An astronaut drops a feather from 4.8 m
above the surface of the moon.
If the acceleration of gravity on the moon
is 1.65 m/s
2
, how long does it take the feather
to reach the surface?

Answer 1

Hello! You want to look at what you know!
Distance to the ground?
Gravitational acceleration?

Now, what else?
Initial velocity. See, when a problem says that you "drop" something, it assumes that you were holding it still, more or less.

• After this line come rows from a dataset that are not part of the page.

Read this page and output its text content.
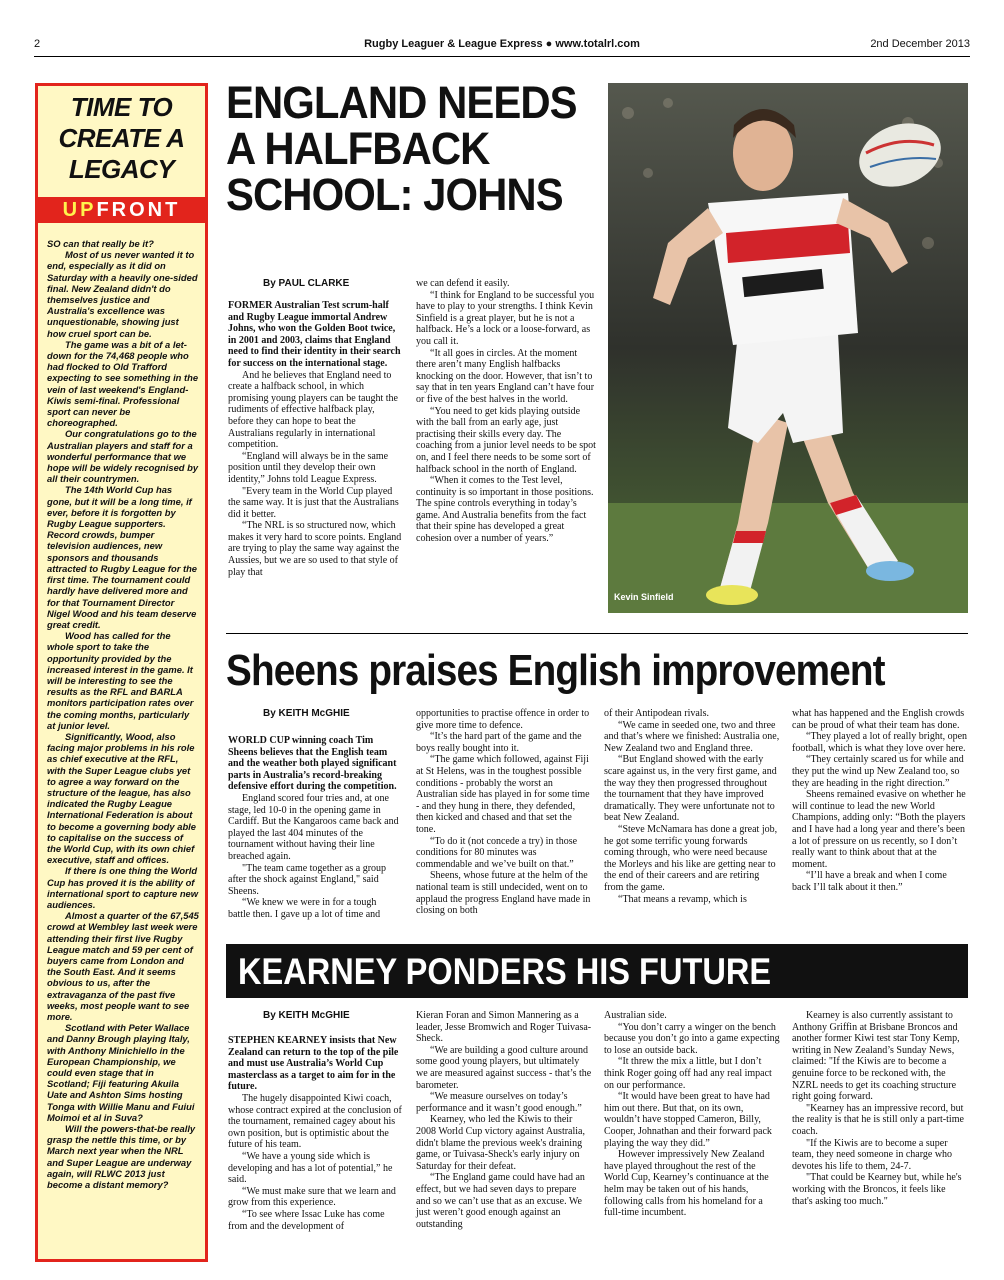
2	Rugby Leaguer & League Express ● www.totalrl.com	2nd December 2013
TIME TO CREATE A LEGACY
UPFRONT

SO can that really be it?

Most of us never wanted it to end, especially as it did on Saturday with a heavily one-sided final. New Zealand didn't do themselves justice and Australia's excellence was unquestionable, showing just how cruel sport can be.

The game was a bit of a let-down for the 74,468 people who had flocked to Old Trafford expecting to see something in the vein of last weekend's England-Kiwis semi-final. Professional sport can never be choreographed.

Our congratulations go to the Australian players and staff for a wonderful performance that we hope will be widely recognised by all their countrymen.

The 14th World Cup has gone, but it will be a long time, if ever, before it is forgotten by Rugby League supporters. Record crowds, bumper television audiences, new sponsors and thousands attracted to Rugby League for the first time. The tournament could hardly have delivered more and for that Tournament Director Nigel Wood and his team deserve great credit.

Wood has called for the whole sport to take the opportunity provided by the increased interest in the game. It will be interesting to see the results as the RFL and BARLA monitors participation rates over the coming months, particularly at junior level.

Significantly, Wood, also facing major problems in his role as chief executive at the RFL, with the Super League clubs yet to agree a way forward on the structure of the league, has also indicated the Rugby League International Federation is about to become a governing body able to capitalise on the success of the World Cup, with its own chief executive, staff and offices.

If there is one thing the World Cup has proved it is the ability of international sport to capture new audiences.

Almost a quarter of the 67,545 crowd at Wembley last week were attending their first live Rugby League match and 59 per cent of buyers came from London and the South East. And it seems obvious to us, after the extravaganza of the past five weeks, most people want to see more.

Scotland with Peter Wallace and Danny Brough playing Italy, with Anthony Minichiello in the European Championship, we could even stage that in Scotland; Fiji featuring Akuila Uate and Ashton Sims hosting Tonga with Willie Manu and Fuiui Moimoi et al in Suva?

Will the powers-that-be really grasp the nettle this time, or by March next year when the NRL and Super League are underway again, will RLWC 2013 just become a distant memory?

ENGLAND NEEDS A HALFBACK SCHOOL: JOHNS
Kevin Sinfield
By PAUL CLARKE

FORMER Australian Test scrum-half and Rugby League immortal Andrew Johns, who won the Golden Boot twice, in 2001 and 2003, claims that England need to find their identity in their search for success on the international stage.

And he believes that England need to create a halfback school, in which promising young players can be taught the rudiments of effective halfback play, before they can hope to beat the Australians regularly in international competition.

“England will always be in the same position until they develop their own identity,” Johns told League Express.

"Every team in the World Cup played the same way. It is just that the Australians did it better.

“The NRL is so structured now, which makes it very hard to score points. England are trying to play the same way against the Aussies, but we are so used to that style of play that

we can defend it easily.

“I think for England to be successful you have to play to your strengths. I think Kevin Sinfield is a great player, but he is not a halfback. He’s a lock or a loose-forward, as you call it.

“It all goes in circles. At the moment there aren’t many English halfbacks knocking on the door. However, that isn’t to say that in ten years England can’t have four or five of the best halves in the world.

“You need to get kids playing outside with the ball from an early age, just practising their skills every day. The coaching from a junior level needs to be spot on, and I feel there needs to be some sort of halfback school in the north of England.

“When it comes to the Test level, continuity is so important in those positions. The spine controls everything in today’s game. And Australia benefits from the fact that their spine has developed a great cohesion over a number of years.”

Sheens praises English improvement
By KEITH McGHIE

WORLD CUP winning coach Tim Sheens believes that the English team and the weather both played significant parts in Australia’s record-breaking defensive effort during the competition.

England scored four tries and, at one stage, led 10-0 in the opening game in Cardiff. But the Kangaroos came back and played the last 404 minutes of the tournament without having their line breached again.

"The team came together as a group after the shock against England," said Sheens.

“We knew we were in for a tough battle then. I gave up a lot of time and

opportunities to practise offence in order to give more time to defence.

“It’s the hard part of the game and the boys really bought into it.

“The game which followed, against Fiji at St Helens, was in the toughest possible conditions - probably the worst an Australian side has played in for some time - and they hung in there, they defended, then kicked and chased and that set the tone.

“To do it (not concede a try) in those conditions for 80 minutes was commendable and we’ve built on that.”

Sheens, whose future at the helm of the national team is still undecided, went on to applaud the progress England have made in closing on both

of their Antipodean rivals.

“We came in seeded one, two and three and that’s where we finished: Australia one, New Zealand two and England three.

“But England showed with the early scare against us, in the very first game, and the way they then progressed throughout the tournament that they have improved dramatically. They were unfortunate not to beat New Zealand.

“Steve McNamara has done a great job, he got some terrific young forwards coming through, who were need because the Morleys and his like are getting near to the end of their careers and are retiring from the game.

“That means a revamp, which is

what has happened and the English crowds can be proud of what their team has done.

“They played a lot of really bright, open football, which is what they love over here.

“They certainly scared us for while and they put the wind up New Zealand too, so they are heading in the right direction.”

Sheens remained evasive on whether he will continue to lead the new World Champions, adding only: “Both the players and I have had a long year and there’s been a lot of pressure on us recently, so I don’t really want to think about that at the moment.

“I’ll have a break and when I come back I’ll talk about it then.”

KEARNEY PONDERS HIS FUTURE
By KEITH McGHIE

STEPHEN KEARNEY insists that New Zealand can return to the top of the pile and must use Australia’s World Cup masterclass as a target to aim for in the future.

The hugely disappointed Kiwi coach, whose contract expired at the conclusion of the tournament, remained cagey about his own position, but is optimistic about the future of his team.

“We have a young side which is developing and has a lot of potential,” he said.

“We must make sure that we learn and grow from this experience.

“To see where Issac Luke has come from and the development of

Kieran Foran and Simon Mannering as a leader, Jesse Bromwich and Roger Tuivasa-Sheck.

“We are building a good culture around some good young players, but ultimately we are measured against success - that’s the barometer.

“We measure ourselves on today’s performance and it wasn’t good enough.”

Kearney, who led the Kiwis to their 2008 World Cup victory against Australia, didn't blame the previous week's draining game, or Tuivasa-Sheck's early injury on Saturday for their defeat.

“The England game could have had an effect, but we had seven days to prepare and so we can’t use that as an excuse. We just weren’t good enough against an outstanding

Australian side.

“You don’t carry a winger on the bench because you don’t go into a game expecting to lose an outside back.

“It threw the mix a little, but I don’t think Roger going off had any real impact on our performance.

“It would have been great to have had him out there. But that, on its own, wouldn’t have stopped Cameron, Billy, Cooper, Johnathan and their forward pack playing the way they did.”

However impressively New Zealand have played throughout the rest of the World Cup, Kearney’s continuance at the helm may be taken out of his hands, following calls from his homeland for a full-time incumbent.

Kearney is also currently assistant to Anthony Griffin at Brisbane Broncos and another former Kiwi test star Tony Kemp, writing in New Zealand’s Sunday News, claimed: "If the Kiwis are to become a genuine force to be reckoned with, the NZRL needs to get its coaching structure right going forward.

"Kearney has an impressive record, but the reality is that he is still only a part-time coach.

"If the Kiwis are to become a super team, they need someone in charge who devotes his life to them, 24-7.

"That could be Kearney but, while he's working with the Broncos, it feels like that's asking too much."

So, initial velocity is 0.

Now you need to know or derive a formula that uses your known information to find the time it takes the feather to fall.

A common way is to use one of the fundamental kinematic equations, which I adapt:
\(\Delta x=v_0t+\frac12at^2\)
\(\downarrow\)
\(\Delta y=(v_{initial})t+\frac12gt^2\)

From there, you should know where to go if you understand why we did that. The formula needed to have \(t\) and some of what we know (\(\Delta y, g, v_{initial}\)).

We want to solve for \(t\). Note that you can start by making \(v_{initial}=0\) before solving for \(t\). That will be easier.

Answer 2

i dont get it?????

Answer 3

Hi! Where did it start to get fuzzy? You can even say "the beginning" if you want.

Answer 4

the beginning

Answer 5

Okay!
So, you understand that this astronaut is dropping a feather on the moon.

The first thing we need to do is look for \(facts\) that we can use in a mathematical scenario! Pretty much, identify some variables that we hope to use.

I haven't tried this before, but why don't you describe what's happening in this scenario, and then I'll annotate it with physics jargon!

Answer 6

This way you'll see where all of the physics comes in, or I can point you to anything you've missed.

Answer 7

Like, play-by-play, one or two sentences maybe. Or I can just go through it on my own. Your choice!

Answer 8

Oh, you're offline!..

Answer 9

um play by play

Answer 10

"how long does it take the feather to reach the surface?"

An astronaut drops a feather
\(\color{red}{\bullet}\) The feather is dropped, but it was held still just before that.
\(\quad\)\(\color{#1111CC}{\rm Initial\ velocity}\) is \(\color{#11BB11}{0\rm\ m/s}\).

from \(4.8\ \rm m\) above the surface of the moon.
\(\color{red}{\bullet}\) The height of the fall, which is the \(\color{#1111CC}{\rm change\ in\ position}\), is \(\color{#11BB11}{4.8\rm\ m}\).

If the acceleration of gravity on the moon is \(1.65\ \rm m/s^2\) ,
\(\color{red}{\bullet}\) Gravitational acceleration is \(1.65\rm\ m/s^2\), so the feather will \(\color{#1111CC}{\rm accelerate}\) at \(\color{#11BB11}{1.65\rm\ m/s^2}\).

how long does it take the feather to reach the surface?

Just so we can talk about these numbers in math, we give these quantities variable names, \(\color{#1111CC}{v_i,\ \Delta y,\ g}\).

Knowing the correct equation then becomes the key, along with the knowledge that we're looking for the time, \(\color{#FF0000}{t}\).

So, since you're at a loss, I provide you with this equation:
\(\Large\color{#1111CC}{\Delta y}=\color{#1111CC}{v_i}\color{#FF0000}t +\frac12\color{#1111CC}{g}\color{#FF0000}t^2\)

So, you must solve for \(\color{red}t\). But putting in the value for \(\color{blue}{v_i}\) to start will help you do that more easily.

Good luck!

Answer 11

thank you

Answer 12

You're welcome! :) Feel free to ask anything else!